Cuando empezaba a escribir columnas en los periódicos, me recomendaron leer los artículos de G.K. Chesterton, del que solo conocía las novelas. Entonces no estaban publicados y, por suerte, Jaume Vallcorba y Sandra Ollo los compilaron en el catálogo de Acantilado. Fue una buena recomendación: desde entonces Chesterton es una referencia que, cuando la actualidad y la marea de opiniones se desbordan, me orienta hacia el ejemplo de un criterio, un oficio y un talento –Sagarra, Pla, Polo, Camba, Ugrešić, Monzó, Espinàs y tantos otros– que trascienden la rabiosa volatilidad del día a día.

En el caso de Chesterton, el criterio es una inteligencia que, con la coartada de argumentar desde cierta erudición y densidad moral, no puede disimular el gusto por la discrepancia, que es la droga dura de los columnistas. En eso pienso mientras veo cómo, a las ocho de la mañana, en el paseo de la Ribera de Sitges, un perro sin correa (su dueño mira el móvil) mea alegremente a los pies del monolito que celebra el vínculo de Chesterton con Sitges.
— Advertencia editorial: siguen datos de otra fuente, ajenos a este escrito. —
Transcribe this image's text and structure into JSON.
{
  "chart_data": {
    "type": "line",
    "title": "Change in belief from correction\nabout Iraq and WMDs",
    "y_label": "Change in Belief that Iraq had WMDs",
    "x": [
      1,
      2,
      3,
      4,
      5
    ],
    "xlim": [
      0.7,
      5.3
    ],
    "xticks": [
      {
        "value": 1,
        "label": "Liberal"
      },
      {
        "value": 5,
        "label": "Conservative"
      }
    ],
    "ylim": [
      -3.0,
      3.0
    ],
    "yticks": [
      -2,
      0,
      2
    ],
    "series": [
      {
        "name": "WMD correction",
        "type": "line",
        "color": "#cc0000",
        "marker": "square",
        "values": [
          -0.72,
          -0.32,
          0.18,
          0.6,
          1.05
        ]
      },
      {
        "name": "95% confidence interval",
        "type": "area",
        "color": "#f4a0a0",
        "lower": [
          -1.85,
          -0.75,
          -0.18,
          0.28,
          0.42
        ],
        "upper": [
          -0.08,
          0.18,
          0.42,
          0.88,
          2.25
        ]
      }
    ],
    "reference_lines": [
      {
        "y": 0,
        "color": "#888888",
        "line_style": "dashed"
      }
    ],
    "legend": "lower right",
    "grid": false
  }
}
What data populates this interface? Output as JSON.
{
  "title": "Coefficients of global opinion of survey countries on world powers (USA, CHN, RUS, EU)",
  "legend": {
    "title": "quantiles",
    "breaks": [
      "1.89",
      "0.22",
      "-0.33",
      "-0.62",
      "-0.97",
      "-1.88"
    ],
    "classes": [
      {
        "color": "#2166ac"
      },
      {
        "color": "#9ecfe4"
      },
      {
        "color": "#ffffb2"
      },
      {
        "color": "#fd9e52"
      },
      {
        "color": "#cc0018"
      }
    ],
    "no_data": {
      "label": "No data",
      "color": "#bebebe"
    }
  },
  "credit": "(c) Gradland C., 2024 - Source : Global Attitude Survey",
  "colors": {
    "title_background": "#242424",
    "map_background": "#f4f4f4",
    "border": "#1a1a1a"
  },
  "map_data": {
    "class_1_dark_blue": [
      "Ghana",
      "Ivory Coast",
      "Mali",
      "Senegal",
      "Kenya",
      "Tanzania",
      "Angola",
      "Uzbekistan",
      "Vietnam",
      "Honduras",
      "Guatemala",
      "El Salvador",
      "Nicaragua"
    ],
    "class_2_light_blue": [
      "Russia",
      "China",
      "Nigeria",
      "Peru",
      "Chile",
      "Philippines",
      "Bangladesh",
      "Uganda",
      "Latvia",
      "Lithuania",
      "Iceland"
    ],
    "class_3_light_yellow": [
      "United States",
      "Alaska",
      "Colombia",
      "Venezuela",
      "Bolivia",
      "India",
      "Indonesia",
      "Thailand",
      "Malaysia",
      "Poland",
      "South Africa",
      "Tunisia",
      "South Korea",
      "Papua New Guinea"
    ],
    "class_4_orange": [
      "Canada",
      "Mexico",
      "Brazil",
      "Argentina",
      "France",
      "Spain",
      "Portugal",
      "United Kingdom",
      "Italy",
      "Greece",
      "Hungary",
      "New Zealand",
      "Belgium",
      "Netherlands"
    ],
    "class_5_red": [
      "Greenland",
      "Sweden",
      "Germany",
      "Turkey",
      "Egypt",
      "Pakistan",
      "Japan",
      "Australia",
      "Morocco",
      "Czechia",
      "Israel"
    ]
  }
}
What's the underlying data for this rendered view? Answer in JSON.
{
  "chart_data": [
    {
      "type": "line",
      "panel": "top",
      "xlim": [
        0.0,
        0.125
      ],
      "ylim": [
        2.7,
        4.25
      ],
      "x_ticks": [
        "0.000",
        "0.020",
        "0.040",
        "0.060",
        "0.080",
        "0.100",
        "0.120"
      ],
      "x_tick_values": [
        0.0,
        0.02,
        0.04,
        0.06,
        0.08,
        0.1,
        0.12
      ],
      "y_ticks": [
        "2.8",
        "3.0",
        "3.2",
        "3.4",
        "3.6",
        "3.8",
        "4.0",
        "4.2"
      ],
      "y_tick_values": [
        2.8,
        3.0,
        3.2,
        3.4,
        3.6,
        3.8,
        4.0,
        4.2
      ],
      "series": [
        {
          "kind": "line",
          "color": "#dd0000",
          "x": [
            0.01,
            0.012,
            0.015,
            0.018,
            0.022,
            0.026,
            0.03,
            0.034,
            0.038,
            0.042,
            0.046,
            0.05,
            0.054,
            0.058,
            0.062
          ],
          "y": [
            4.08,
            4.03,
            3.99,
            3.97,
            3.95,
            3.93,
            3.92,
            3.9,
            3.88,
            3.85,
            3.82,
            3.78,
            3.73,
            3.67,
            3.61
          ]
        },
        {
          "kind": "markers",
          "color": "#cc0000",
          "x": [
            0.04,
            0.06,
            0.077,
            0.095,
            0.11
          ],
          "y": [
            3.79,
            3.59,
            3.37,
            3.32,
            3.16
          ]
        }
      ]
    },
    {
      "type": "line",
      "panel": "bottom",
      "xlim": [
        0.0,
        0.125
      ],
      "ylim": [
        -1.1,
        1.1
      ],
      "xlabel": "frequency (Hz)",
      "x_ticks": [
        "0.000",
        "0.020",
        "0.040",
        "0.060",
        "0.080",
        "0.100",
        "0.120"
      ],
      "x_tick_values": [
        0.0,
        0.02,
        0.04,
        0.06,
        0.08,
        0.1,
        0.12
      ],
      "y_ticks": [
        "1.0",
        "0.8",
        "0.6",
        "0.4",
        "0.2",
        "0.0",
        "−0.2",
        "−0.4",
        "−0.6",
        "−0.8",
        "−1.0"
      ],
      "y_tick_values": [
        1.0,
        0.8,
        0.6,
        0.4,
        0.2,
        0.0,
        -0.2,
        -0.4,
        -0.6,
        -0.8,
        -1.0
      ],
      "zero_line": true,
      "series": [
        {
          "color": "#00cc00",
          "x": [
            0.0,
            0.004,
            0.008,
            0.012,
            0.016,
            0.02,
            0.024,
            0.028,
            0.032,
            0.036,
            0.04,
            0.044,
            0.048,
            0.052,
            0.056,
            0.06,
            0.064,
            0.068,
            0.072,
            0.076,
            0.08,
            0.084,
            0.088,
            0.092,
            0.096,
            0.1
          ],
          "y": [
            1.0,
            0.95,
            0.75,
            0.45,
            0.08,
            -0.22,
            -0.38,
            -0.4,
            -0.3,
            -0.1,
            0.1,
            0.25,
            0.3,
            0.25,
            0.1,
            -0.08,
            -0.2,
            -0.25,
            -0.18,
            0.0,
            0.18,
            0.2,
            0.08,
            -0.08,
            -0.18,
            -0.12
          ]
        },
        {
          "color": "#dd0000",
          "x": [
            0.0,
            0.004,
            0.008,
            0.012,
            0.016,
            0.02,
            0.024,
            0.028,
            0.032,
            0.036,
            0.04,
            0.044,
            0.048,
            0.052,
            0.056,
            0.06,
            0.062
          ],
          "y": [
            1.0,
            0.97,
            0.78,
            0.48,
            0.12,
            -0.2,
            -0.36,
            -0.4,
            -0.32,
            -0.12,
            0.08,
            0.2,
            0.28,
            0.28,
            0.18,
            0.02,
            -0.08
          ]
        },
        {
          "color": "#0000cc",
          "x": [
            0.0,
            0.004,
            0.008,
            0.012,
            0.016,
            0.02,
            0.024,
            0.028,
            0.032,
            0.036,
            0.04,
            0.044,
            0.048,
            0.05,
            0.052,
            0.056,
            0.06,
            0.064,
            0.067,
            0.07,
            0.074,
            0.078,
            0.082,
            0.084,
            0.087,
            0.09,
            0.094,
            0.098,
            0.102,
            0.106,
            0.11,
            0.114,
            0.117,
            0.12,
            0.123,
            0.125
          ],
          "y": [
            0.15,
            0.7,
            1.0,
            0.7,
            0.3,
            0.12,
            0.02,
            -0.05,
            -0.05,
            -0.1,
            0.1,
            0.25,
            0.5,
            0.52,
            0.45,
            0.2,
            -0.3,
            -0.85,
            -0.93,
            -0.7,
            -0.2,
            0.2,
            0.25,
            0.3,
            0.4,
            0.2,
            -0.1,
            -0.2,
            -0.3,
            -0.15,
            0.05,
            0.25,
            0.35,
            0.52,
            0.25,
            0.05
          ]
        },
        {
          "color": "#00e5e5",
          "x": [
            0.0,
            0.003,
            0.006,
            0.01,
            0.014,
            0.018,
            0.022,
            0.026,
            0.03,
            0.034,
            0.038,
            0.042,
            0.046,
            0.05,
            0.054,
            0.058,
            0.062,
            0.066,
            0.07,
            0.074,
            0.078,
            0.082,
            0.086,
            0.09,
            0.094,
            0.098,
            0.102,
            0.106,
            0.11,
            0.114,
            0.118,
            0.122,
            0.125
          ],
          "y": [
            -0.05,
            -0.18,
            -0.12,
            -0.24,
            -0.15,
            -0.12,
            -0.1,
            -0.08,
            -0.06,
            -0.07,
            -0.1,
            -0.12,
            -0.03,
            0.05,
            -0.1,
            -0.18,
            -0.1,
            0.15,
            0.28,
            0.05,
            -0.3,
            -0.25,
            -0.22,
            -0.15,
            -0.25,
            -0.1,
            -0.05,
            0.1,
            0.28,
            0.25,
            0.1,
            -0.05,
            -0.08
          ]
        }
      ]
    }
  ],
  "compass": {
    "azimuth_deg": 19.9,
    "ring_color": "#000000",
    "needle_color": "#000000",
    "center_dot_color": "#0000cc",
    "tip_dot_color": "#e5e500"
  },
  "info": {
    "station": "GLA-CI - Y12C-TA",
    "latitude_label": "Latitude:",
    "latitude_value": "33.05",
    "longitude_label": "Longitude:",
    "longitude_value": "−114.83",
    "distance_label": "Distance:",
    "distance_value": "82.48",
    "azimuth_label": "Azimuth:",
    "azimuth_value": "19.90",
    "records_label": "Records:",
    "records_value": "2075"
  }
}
El monumento incluye un retrato enmarcado por un medallón de bronce que, en 1976, la ciudad le dedicó con la inscripción: “A G.K. Chesterton, enamorado de Sitges cuyas primaveras honró con su noble presencia”. La expresión del Chesterton de bronce es de cabreo latente, como si estuviera a punto de entrar en erupción con uno de esos discursos que tanto aplaudieron sus admiradores (en Catalunya: Soldevila, Planas, Utrillo, Sagarra, Romeva, Carbonell o Junoy, que, en una crónica, describe su corpulencia como “mole paquidérmica”).
Cuando la actualidad y la marea de opiniones se desbordan, Chesterton es una referencia
Hay dos estancias de Chesterton, documentadas, en Sitges: la primera, en 1926, invitado por el PEN Club (cenó en el hotel Subur, uno de los primeros construidos exclusivamente para turistas) y la segunda en 1935 (volvió al Subur para, según los expertos, pasar allí unas “several happy weeks”).
La leyenda sostiene que, en este segundo viaje –un año antes de morir–, Chesterton afirmó que Sitges era “el pueblo más tranquilo y aseado del mundo”. Primicia: ya no lo es. La prueba es que, hace poco, hablando de la suciedad de las calles y la dejadez individual y colectiva, un columnista de L’Eco de Sitges proponía hermanar el pueblo con nuestra Barcelona-Can Pixa y rebautizarla como Can Porqueria.